Your poems in Broken Doraemon & Other Poems appear simple on the surface, but from a Marxist-Leninist-Stalinist view, they carry a deeper class truth. They are not abstract poetry. They come from lived reality. They observe, quietly, but sharply. This is their main strength.
First, the most striking thing is your choice of subject. You do not write about kings, gods, or romantic fantasies. You write about workers, maids, street vendors, sweepers, mechanics, and small children of the poor. This immediately places your poetry on the side of the working class. In Marxist terms, this is important. Literature must reflect material life. And your poems do exactly that. A Rajasthani man selling pens at a traffic light, a labourer smoking, Tamil women eating on the roadside—these are not случай scenes. These are class realities.
Second, your method is observation, not preaching. You do not shout slogans in every poem. Instead, you show life as it is. A child unable to make the first sale of the day. A domestic worker announcing “मैं आ गयी”. A sweeper wearing sindoor. These small details expose the structure of society. The reader begins to see the contradiction between labour and comfort, between those who serve and those who are served. This is dialectics in practice, even if it is not openly stated.
The poem “Broken Doraemon” is especially important. A poor child holding a broken toy is not just an emotional image. It is a symbol of capitalism. The child desires what the market produces, but receives only its broken remains. Here, commodity culture meets poverty. This is a clear reflection of uneven development—one of the key features of capitalism in countries like India.
Third, your poems capture class contrast very naturally. In one place, there is a “VIP lane” with nameplates. In another, a labourer walks by. In one poem, a girl in expensive clothes is browsing self-help books. In another, a worker is folding bedding in a market corridor. You do not force the contrast. It emerges from the scene itself. This is effective. It shows that inequality is not an exception. It is the normal condition of society.
At the same time, there is also a limitation. Many poems remain at the level of observation. They show reality, but do not always move towards transformation. From an MLS perspective, art should not only reflect the world but also point towards changing it. Your poems sometimes stop just before that step. They create awareness, but not always direction. This is something you can deepen further.

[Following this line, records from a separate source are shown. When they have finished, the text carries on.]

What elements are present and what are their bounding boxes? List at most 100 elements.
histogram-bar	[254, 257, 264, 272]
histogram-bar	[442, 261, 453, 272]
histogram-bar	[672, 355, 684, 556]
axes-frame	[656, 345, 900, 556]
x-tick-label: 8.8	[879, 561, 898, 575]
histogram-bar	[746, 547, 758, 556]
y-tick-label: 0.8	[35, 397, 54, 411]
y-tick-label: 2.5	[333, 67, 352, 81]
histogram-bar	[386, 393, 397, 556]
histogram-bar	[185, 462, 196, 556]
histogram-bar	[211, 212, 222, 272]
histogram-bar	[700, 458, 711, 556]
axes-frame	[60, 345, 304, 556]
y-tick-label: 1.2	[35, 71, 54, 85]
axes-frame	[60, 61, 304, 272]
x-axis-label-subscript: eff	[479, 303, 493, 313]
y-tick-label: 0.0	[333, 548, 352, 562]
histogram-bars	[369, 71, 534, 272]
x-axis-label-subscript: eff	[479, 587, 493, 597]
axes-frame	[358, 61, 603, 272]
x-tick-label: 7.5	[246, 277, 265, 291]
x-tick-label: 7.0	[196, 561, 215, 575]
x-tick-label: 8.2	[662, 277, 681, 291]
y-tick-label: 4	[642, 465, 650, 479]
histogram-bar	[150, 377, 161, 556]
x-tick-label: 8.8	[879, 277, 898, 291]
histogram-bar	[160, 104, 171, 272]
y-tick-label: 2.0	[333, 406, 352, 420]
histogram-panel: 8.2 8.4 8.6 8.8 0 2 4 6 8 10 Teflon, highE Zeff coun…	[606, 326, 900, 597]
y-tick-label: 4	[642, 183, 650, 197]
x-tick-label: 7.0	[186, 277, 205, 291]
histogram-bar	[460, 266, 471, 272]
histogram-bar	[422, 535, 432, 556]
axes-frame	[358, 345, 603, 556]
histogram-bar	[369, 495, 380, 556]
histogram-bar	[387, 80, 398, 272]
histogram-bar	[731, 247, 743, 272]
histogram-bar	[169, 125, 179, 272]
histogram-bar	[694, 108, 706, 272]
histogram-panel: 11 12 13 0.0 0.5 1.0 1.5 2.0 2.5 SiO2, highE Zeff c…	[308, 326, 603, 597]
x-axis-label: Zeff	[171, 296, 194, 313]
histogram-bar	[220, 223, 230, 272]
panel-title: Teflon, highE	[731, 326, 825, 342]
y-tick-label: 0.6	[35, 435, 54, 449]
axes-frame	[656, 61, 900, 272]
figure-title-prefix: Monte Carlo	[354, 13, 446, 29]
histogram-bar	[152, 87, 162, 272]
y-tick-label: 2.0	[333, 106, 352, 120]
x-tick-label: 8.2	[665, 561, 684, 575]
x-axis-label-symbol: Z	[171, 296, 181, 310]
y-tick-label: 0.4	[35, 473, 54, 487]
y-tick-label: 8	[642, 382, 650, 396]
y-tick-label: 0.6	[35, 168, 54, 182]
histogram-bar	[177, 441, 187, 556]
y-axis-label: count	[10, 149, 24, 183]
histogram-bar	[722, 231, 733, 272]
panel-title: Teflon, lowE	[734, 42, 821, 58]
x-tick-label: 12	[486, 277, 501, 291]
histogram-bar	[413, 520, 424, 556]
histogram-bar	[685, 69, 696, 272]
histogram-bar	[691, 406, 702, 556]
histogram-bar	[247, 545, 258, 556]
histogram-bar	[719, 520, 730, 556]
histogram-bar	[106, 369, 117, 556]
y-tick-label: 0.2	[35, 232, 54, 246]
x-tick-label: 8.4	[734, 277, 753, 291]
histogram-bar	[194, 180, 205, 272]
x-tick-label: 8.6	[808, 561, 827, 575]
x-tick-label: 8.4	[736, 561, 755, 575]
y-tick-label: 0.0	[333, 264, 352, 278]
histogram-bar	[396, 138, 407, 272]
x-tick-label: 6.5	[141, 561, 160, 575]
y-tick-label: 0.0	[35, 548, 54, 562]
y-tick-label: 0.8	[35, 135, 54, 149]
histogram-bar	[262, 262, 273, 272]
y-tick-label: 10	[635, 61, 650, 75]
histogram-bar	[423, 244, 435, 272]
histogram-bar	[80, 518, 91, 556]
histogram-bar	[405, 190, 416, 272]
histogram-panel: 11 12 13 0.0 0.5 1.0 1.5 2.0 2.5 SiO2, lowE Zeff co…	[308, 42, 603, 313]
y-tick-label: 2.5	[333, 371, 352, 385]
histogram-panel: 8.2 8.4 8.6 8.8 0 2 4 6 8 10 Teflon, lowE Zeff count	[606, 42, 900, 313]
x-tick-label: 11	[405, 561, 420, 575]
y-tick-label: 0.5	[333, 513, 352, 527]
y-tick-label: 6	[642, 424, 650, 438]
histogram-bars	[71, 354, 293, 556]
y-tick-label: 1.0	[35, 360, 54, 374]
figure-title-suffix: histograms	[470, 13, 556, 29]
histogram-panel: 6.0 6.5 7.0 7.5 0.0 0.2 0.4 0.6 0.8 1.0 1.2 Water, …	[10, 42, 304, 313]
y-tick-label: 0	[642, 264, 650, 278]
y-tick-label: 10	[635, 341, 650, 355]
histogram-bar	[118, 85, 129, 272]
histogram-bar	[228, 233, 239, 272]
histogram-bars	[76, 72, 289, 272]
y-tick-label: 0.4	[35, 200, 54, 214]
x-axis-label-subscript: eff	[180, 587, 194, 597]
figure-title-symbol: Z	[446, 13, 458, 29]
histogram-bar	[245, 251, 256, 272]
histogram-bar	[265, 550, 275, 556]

Another important feature is your use of time and place. You note exact dates, times, and locations. This gives your poetry a documentary character. It is almost like a diary of class society. This is valuable. It grounds poetry in concrete reality, not imagination. It reminds the reader that these are not fictional scenes. They are happening around us, every day. There is also a quiet exposure of ideology. Religion appears in small forms—“Waheguru” on a wall, greetings on the phone. But it is not glorified. It is part of everyday life, mixed with labour and struggle. This reflects how ideology operates in society—not as something separate, but as something woven into daily existence. Similarly, consumerism appears in small signs—LED sandals, ice creams, self-help books. These are subtle critiques of bourgeois culture.
Your language is simple. This is a strength, not a weakness. Marxist literature must be accessible to the masses. You avoid complicated words. You write in short lines. This makes the poems easy to read, but the meaning stays. This matches your overall approach—clear, direct, and rooted.
The presence of women workers—maids, labourers, sweepers—is also important. It shows the double burden they carry. They work, and they remain invisible. Your poems bring them into visibility. This aligns with a materialist understanding of gender under class society.
At a deeper level, your poetry reflects alienation. People are present, but disconnected. The vendor child crying, the deranged man smoking, the sweeper touching feet—these are signs of a system where human dignity is eroded. You do not explain this in theory, but the feeling is there. This is the lived experience of capitalism.
In conclusion, your poems are rooted in reality, aligned with the working class, and rich in observation. They expose class divisions without artificial drama. Their main strength is honesty. Their limitation is that they sometimes remain passive, stopping at observation instead of moving towards revolutionary clarity. But even then, they create the ground for that clarity.
In simple words: your poetry shows the world as it is for the common people. And that itself is a necessary first step towards changing it.